Alika Ogorchukwu, venditore ambulante noto a Civitanova Marche, in provincia di Macerata, è stato ucciso su un marciapiede del centro. L’assassino è un 32enne di origini campane, che si trova attualmente in stato di fermo. Si chiama Filippo Claudio Giuseppe Ferlazzo. Ha ucciso Alika per la richiesta di denaro troppo insistente. Lo ha tenuto premuto a terra con un ginocchio, schiacciandogli la testa sull’asfalto. «Così lo uccidi!», si sente urlare da un passante in uno dei video che sono girati sui social. I presenti però non sono intervenuti per difendere l’aggredito. L’omicida è poi fuggito con la fidanzata, ma è stato rintracciato dalle forze dell’ordine nel giro di pochi minuti. Questa la notizia letta su uno dei tanti siti internet.

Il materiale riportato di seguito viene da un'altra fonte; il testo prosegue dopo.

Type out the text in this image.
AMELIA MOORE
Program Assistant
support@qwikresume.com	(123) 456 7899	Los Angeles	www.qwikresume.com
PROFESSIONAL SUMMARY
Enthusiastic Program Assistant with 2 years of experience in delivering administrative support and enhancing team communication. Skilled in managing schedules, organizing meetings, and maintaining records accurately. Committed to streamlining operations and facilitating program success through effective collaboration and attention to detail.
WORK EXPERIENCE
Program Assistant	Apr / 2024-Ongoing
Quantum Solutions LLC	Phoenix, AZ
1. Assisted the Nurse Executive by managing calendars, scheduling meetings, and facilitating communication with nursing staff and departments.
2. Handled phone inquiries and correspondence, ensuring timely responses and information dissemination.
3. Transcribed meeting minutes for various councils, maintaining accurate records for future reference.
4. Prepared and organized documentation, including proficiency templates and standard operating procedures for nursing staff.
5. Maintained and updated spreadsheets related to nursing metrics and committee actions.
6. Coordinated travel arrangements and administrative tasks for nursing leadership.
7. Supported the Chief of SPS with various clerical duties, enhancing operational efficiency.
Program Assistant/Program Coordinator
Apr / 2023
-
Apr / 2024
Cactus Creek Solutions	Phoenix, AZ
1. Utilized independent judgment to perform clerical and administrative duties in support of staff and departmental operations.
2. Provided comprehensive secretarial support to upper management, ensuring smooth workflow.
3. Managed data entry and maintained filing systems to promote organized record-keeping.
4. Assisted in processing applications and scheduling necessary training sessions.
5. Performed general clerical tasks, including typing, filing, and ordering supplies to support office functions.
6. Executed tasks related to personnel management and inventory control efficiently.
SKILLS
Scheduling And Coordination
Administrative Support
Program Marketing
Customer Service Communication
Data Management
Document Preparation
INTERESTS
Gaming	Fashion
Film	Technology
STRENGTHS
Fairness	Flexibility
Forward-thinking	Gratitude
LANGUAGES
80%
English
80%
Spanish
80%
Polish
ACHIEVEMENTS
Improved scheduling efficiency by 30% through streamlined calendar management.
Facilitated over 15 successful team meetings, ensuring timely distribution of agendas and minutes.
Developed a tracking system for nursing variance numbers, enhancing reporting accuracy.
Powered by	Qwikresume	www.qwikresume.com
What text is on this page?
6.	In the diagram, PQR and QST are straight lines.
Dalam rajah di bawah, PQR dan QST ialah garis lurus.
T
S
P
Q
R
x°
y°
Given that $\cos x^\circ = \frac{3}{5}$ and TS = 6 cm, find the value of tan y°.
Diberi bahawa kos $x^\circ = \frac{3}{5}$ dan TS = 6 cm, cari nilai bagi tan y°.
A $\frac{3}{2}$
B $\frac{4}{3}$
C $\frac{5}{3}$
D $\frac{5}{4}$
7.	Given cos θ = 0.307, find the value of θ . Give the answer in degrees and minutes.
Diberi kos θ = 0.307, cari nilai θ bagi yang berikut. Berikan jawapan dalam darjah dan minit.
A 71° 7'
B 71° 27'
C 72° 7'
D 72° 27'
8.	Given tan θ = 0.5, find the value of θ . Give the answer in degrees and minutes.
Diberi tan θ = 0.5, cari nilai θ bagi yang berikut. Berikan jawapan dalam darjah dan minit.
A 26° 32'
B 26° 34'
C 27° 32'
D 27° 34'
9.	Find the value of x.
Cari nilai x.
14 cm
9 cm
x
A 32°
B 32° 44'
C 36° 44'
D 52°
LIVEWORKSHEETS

Sono quei fattacci di cronaca nei quali le cose più incredibili capitano con la più incredibile facilità, tutte insieme e tutte concentrate in un instante. Anche per questo, nella notizia che abbiamo letto, tutto appare “esagerato”. Un delinquente in libertà – perché uno che ammazza così è un delinquente – uccide soltanto perché un extracomunitario gli chiede l’elemosina.

Ma anche chi guarda esagera. I presenti non si sono limitati a guardare, ma hanno filmato: uno sguardo alla seconda potenza.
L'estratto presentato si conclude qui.